As the moon’s shadow blotted out the Sun’s rays on that midsummer day, thousands of sensors picked up some odd behavior in the atmosphere. The moon’s shadow, speeding across the Earth’s surface, actually created ripples in Earth’s atmosphere like a boat moving through water.
Scientists from the United States and Norway utilized data on satellite positions to show that the Earth’s atmosphere rippled like a pond as the eclipse passed over the planet. That bizarre effect has been attributed to the heat energy bombarding the atmosphere from the Sun, rapidly cooling and then heating up again as the moon’s shadow passed over it. The research was published in Geophysical Research Letters.
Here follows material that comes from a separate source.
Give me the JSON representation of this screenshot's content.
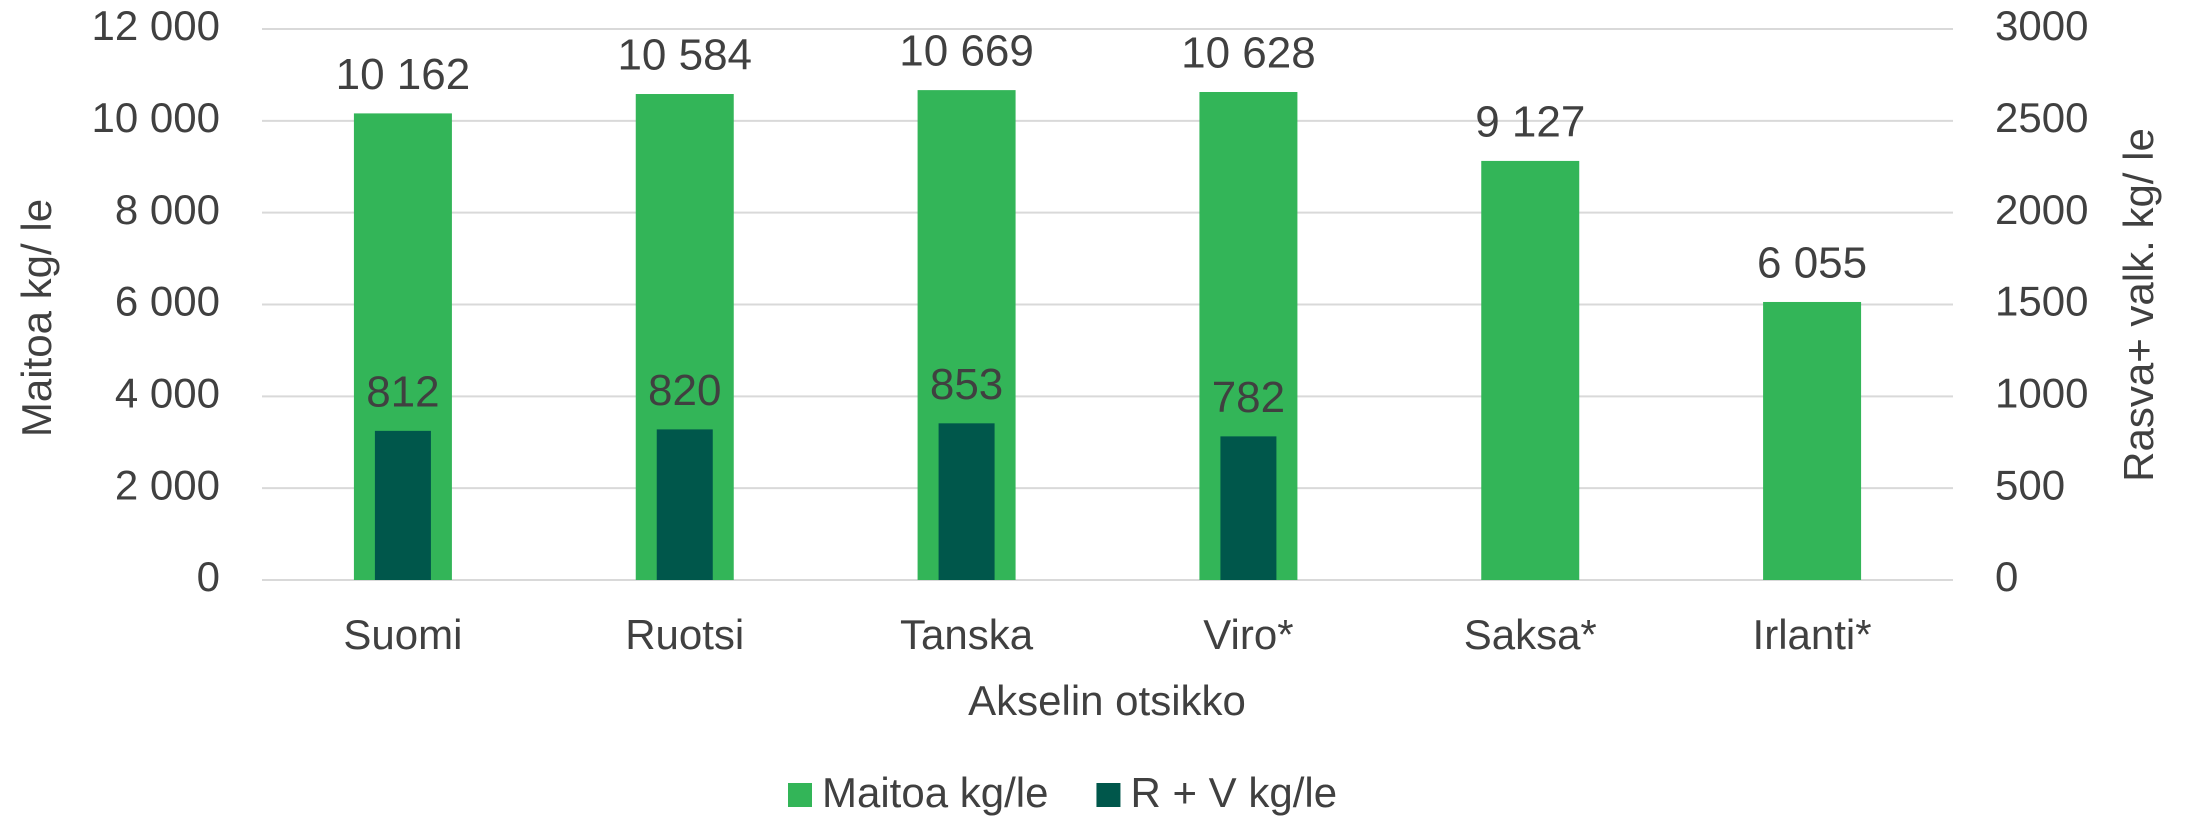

“During solar eclipses, the moon’s shadow causes a large reduction in atmospheric energy input, including not only the stratosphere but also the thermosphere and ionosphere,” the study explains. “The eclipse shadow has a supersonic motion which is theoretically expected to generate atmospheric bow-waves, similar to a fast-moving river boat, with waves starting in the lower atmosphere and propagating into the ionosphere.”
This behavior was vaguely theorized in the past but never adequately measured or demonstrated via hard data, until now.